East, a dark-haired woman with dimples, grew up in a Tennessee family of fair-haired freckle- faced children born to her adoptive parents. As a child, East was often asked about the origins of her dimples.

"They would pat my head, and all I could really do is smile," she said. "In reality I had no idea. It may sound silly, but I wanted to know where those dimples came from. I wanted to know where I came from and why I was given away. But that secrecy was in the way."

In 1951, the Tennessee legislature passed a law sealing birth records. The bill was sponsored by a legislator who had adopted children.

In 1996, the law changed after East's tireless campaigning to get her own records, but the struggle for records access wasn't over.

A collective of unidentified birth parents, an adoptive parent and Nashville-area adoption agency A Small World filed a federal lawsuit challenging the constitutionality of Tennessee's more open law.

After a series of appeals, the U.S. Supreme Court declined to hear the case and a similar suit was filed in state court. The battle over adoption records in Tennessee became fodder for national news. In 1999, The Tennessee Supreme Court ultimately upheld the new law and opened a floodgate of adoption record requests.
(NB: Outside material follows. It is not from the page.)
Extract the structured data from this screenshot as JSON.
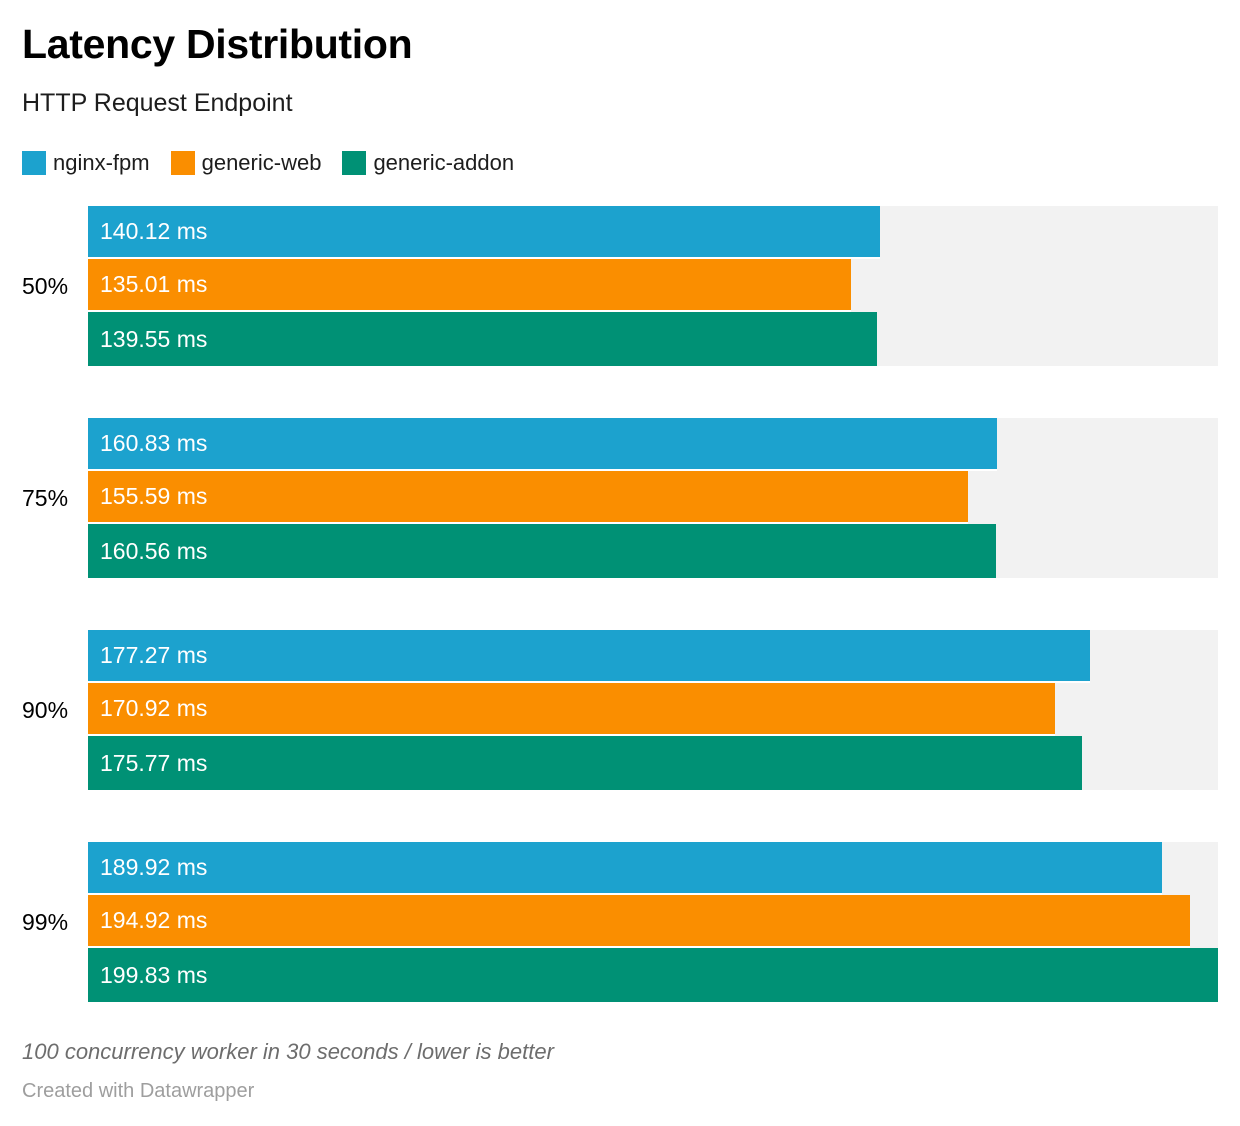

Tom Atwood, president of the National Council for Adoption, a nonprofit group that lobbies on behalf of adoption agencies, including A Small World, said his group doesn't oppose openness."But we don't believe that birth parents that have been promised privacy and who expect privacy should have that right stripped from them unilaterally."

He said some are concerned that Tennessee's law and others like it might "degrade" adoption, making it a less attractive for some than abortion.
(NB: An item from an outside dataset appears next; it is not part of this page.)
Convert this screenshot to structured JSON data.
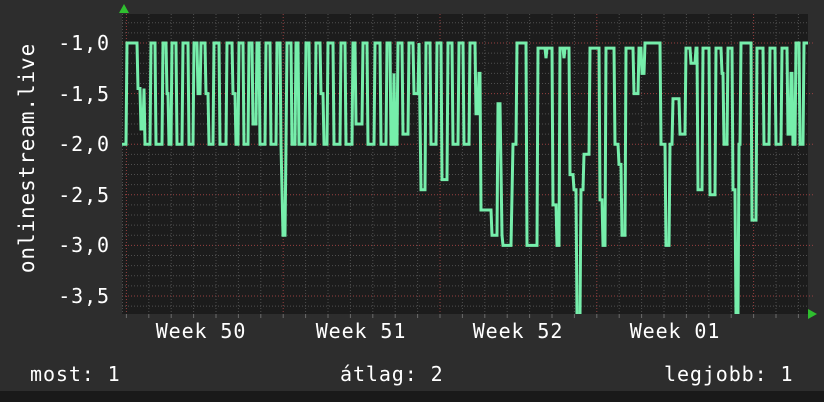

Court records and federal health data reveal a different picture.

In most states where adoption records have become more accessible, adoption has increased and abortions have decreased, the Donaldson institute's study found.
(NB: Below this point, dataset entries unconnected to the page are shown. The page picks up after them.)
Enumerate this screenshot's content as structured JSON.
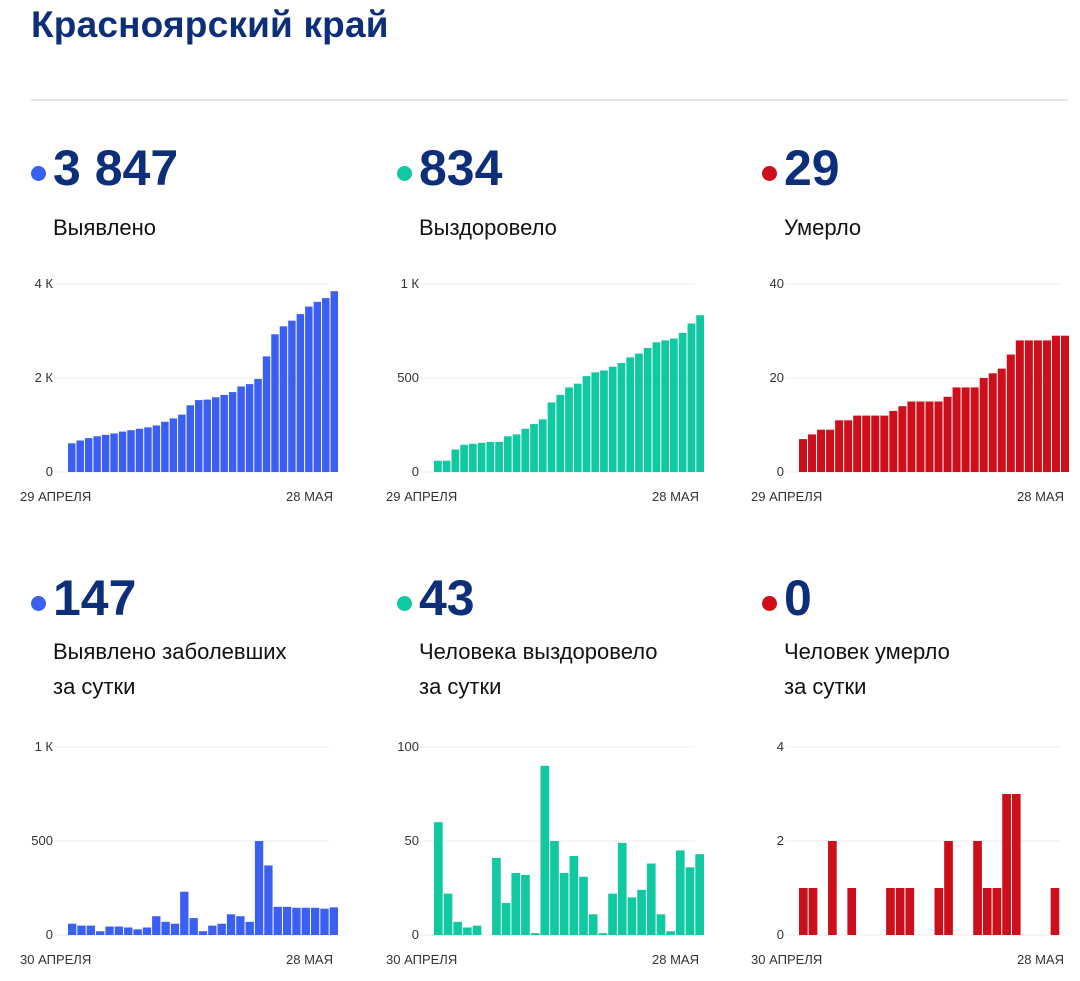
{
  "title": "Красноярский край",
  "colors": {
    "blue": "#3b5ff0",
    "green": "#11c9a0",
    "red": "#cc0f1a",
    "heading": "#0d2f7a"
  },
  "panels": [
    {
      "value": "3 847",
      "label": "Выявлено",
      "chart_data": {
        "type": "bar",
        "color": "#3b5ff0",
        "x_start_label": "29 АПРЕЛЯ",
        "x_end_label": "28 МАЯ",
        "y_ticks": [
          "0",
          "2 К",
          "4 К"
        ],
        "ylim": [
          0,
          4000
        ],
        "values": [
          610,
          670,
          720,
          760,
          790,
          820,
          860,
          890,
          920,
          950,
          990,
          1070,
          1140,
          1220,
          1420,
          1530,
          1540,
          1590,
          1640,
          1700,
          1820,
          1870,
          1980,
          2460,
          2930,
          3100,
          3220,
          3360,
          3520,
          3620,
          3700,
          3847
        ]
      }
    },
    {
      "value": "834",
      "label": "Выздоровело",
      "chart_data": {
        "type": "bar",
        "color": "#11c9a0",
        "x_start_label": "29 АПРЕЛЯ",
        "x_end_label": "28 МАЯ",
        "y_ticks": [
          "0",
          "500",
          "1 К"
        ],
        "ylim": [
          0,
          1000
        ],
        "values": [
          60,
          60,
          120,
          145,
          150,
          155,
          160,
          160,
          190,
          200,
          230,
          255,
          280,
          370,
          410,
          450,
          470,
          510,
          530,
          540,
          560,
          580,
          610,
          630,
          660,
          690,
          700,
          710,
          740,
          790,
          834
        ]
      }
    },
    {
      "value": "29",
      "label": "Умерло",
      "chart_data": {
        "type": "bar",
        "color": "#cc0f1a",
        "x_start_label": "29 АПРЕЛЯ",
        "x_end_label": "28 МАЯ",
        "y_ticks": [
          "0",
          "20",
          "40"
        ],
        "ylim": [
          0,
          40
        ],
        "values": [
          7,
          8,
          9,
          9,
          11,
          11,
          12,
          12,
          12,
          12,
          13,
          14,
          15,
          15,
          15,
          15,
          16,
          18,
          18,
          18,
          20,
          21,
          22,
          25,
          28,
          28,
          28,
          28,
          29,
          29
        ]
      }
    },
    {
      "value": "147",
      "label": "Выявлено заболевших\nза сутки",
      "chart_data": {
        "type": "bar",
        "color": "#3b5ff0",
        "x_start_label": "30 АПРЕЛЯ",
        "x_end_label": "28 МАЯ",
        "y_ticks": [
          "0",
          "500",
          "1 К"
        ],
        "ylim": [
          0,
          1000
        ],
        "values": [
          60,
          50,
          50,
          20,
          45,
          45,
          40,
          30,
          40,
          100,
          70,
          60,
          230,
          90,
          20,
          50,
          60,
          110,
          100,
          70,
          500,
          370,
          150,
          150,
          145,
          145,
          145,
          140,
          147
        ]
      }
    },
    {
      "value": "43",
      "label": "Человека выздоровело\nза сутки",
      "chart_data": {
        "type": "bar",
        "color": "#11c9a0",
        "x_start_label": "30 АПРЕЛЯ",
        "x_end_label": "28 МАЯ",
        "y_ticks": [
          "0",
          "50",
          "100"
        ],
        "ylim": [
          0,
          100
        ],
        "values": [
          60,
          22,
          7,
          4,
          5,
          0,
          41,
          17,
          33,
          32,
          1,
          90,
          50,
          33,
          42,
          31,
          11,
          1,
          22,
          49,
          20,
          24,
          38,
          11,
          2,
          45,
          36,
          43
        ]
      }
    },
    {
      "value": "0",
      "label": "Человек умерло\nза сутки",
      "chart_data": {
        "type": "bar",
        "color": "#cc0f1a",
        "x_start_label": "30 АПРЕЛЯ",
        "x_end_label": "28 МАЯ",
        "y_ticks": [
          "0",
          "2",
          "4"
        ],
        "ylim": [
          0,
          4
        ],
        "values": [
          1,
          1,
          0,
          2,
          0,
          1,
          0,
          0,
          0,
          1,
          1,
          1,
          0,
          0,
          1,
          2,
          0,
          0,
          2,
          1,
          1,
          3,
          3,
          0,
          0,
          0,
          1,
          0
        ]
      }
    }
  ]
}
Tennessee abortions dropped from 17,989 in 1996 to 14,175 in 2004, according to the most recent Centers for Disease Control and Prevention data available.

'Is that child OK?'

Birth parents need to be sure a decision made as teens will not permanently bar knowledge of their children's well-being, said the institute's Pertman, an adoptive father.

Holly Spann, a Nashville resident who surrendered a child at age 17, agrees. Spann refers to herself as a "girl who was sent away," because as a teen, she moved to an Alabama home for unwed mothers, where she gave birth to her only child, a daughter.

"What I needed to know, what virtually every birth parent needs to know is, is that child OK?" Spann said.

She said she hired an agency to find her daughter, and they spoke on the telephone in 1995. The daughter didn't want to pursue a relationship.

Van der Spuy's story was different. Under the law parents have a right to bar their birth children from making contact. In 2000, van der Spuy learned that her mother did.

"You know, that's OK," van der Spuy said. "It has to be OK. The law guarantees me information about myself, information I wanted and needed, information for which I am grateful. It does not guarantee me a relationship."